Incident expected to cost Capita up to £20 million - before the fine

Jon Lewis, CEO at outsourcing giant Capita, will retire this year as the company awaits a decision from the ICO on a penalty for a cyberattack in March.

Lewis will step down by the end of the year, to be replaced by Adolfo Hernandez - currently VP of telecommunications at AWS.

Capita is currently waiting for a decision by the Information Commissioner's Office (ICO) on a penalty for the hack in March, which took down the company's IT systems and disrupted its services.

The hack, by the Black Basta ransomware group, affected Capita's service provision for multiple government departments and authorities. The company works with customers including the British Army, Royal Navy, the Ministry of Defence, the Ministry of Justice, the NHS, Transport for London, HMRC and the BBC.

About 90 organisations have reported data breaches relating to the incident.

The attack primarily affected the Office 365 suite - and, it became apparent last month, employees' personal data.

Capita has insisted that Lewis is not leaving as a consequence of the attack, but instead delayed his retirement - which he told the board he was considering last year - to deal with the fallout.

Capita expects the incident to cost it between £15 million and £20 million. That covers specialist professional fees, recovery and remediation costs, and investment to boost its cyber defences and IT security.

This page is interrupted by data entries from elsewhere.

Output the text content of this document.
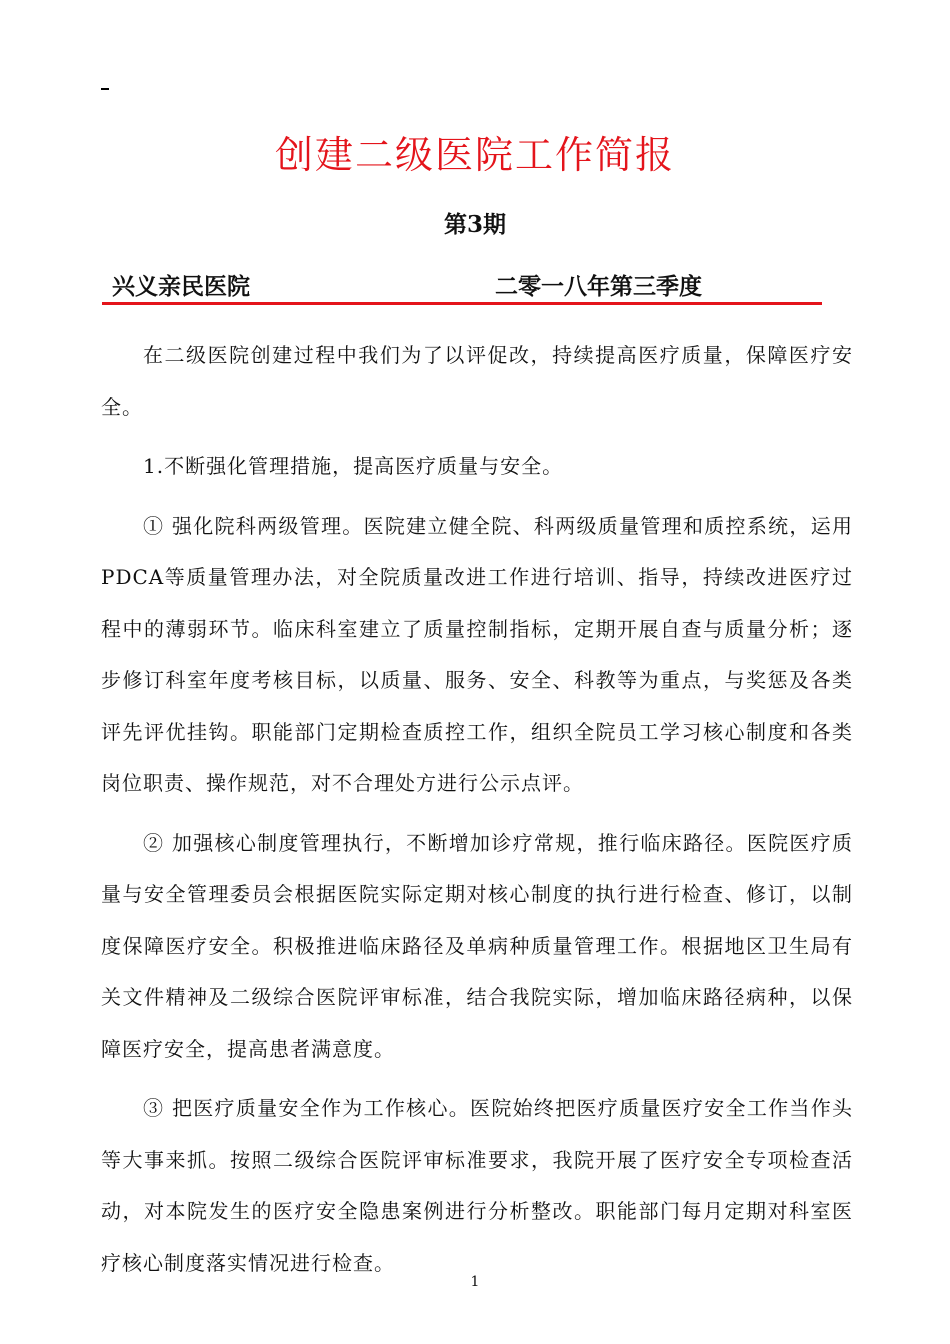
创建二级医院工作简报
第3期
兴义亲民医院	二零一八年第三季度

在二级医院创建过程中我们为了以评促改，持续提高医疗质量，保障医疗安全。

1.不断强化管理措施，提高医疗质量与安全。

① 强化院科两级管理。医院建立健全院、科两级质量管理和质控系统，运用PDCA等质量管理办法，对全院质量改进工作进行培训、指导，持续改进医疗过程中的薄弱环节。临床科室建立了质量控制指标，定期开展自查与质量分析；逐步修订科室年度考核目标，以质量、服务、安全、科教等为重点，与奖惩及各类评先评优挂钩。职能部门定期检查质控工作，组织全院员工学习核心制度和各类岗位职责、操作规范，对不合理处方进行公示点评。

② 加强核心制度管理执行，不断增加诊疗常规，推行临床路径。医院医疗质量与安全管理委员会根据医院实际定期对核心制度的执行进行检查、修订，以制度保障医疗安全。积极推进临床路径及单病种质量管理工作。根据地区卫生局有关文件精神及二级综合医院评审标准，结合我院实际，增加临床路径病种，以保障医疗安全，提高患者满意度。

③ 把医疗质量安全作为工作核心。医院始终把医疗质量医疗安全工作当作头等大事来抓。按照二级综合医院评审标准要求，我院开展了医疗安全专项检查活动，对本院发生的医疗安全隐患案例进行分析整改。职能部门每月定期对科室医疗核心制度落实情况进行检查。

1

The figure is not thought to include any potential fine by the ICO.

The regulator has the power to enforce hefty fines for data breaches, especially where personal data is affected. It threatened British Airways and Marriott with penalties of £183 million and £99 million respectively in 2019, later reducing them to £20 million and £18.4 million.

Capita is due to announce its half-yearly results this week, which it says are in-line with expectations.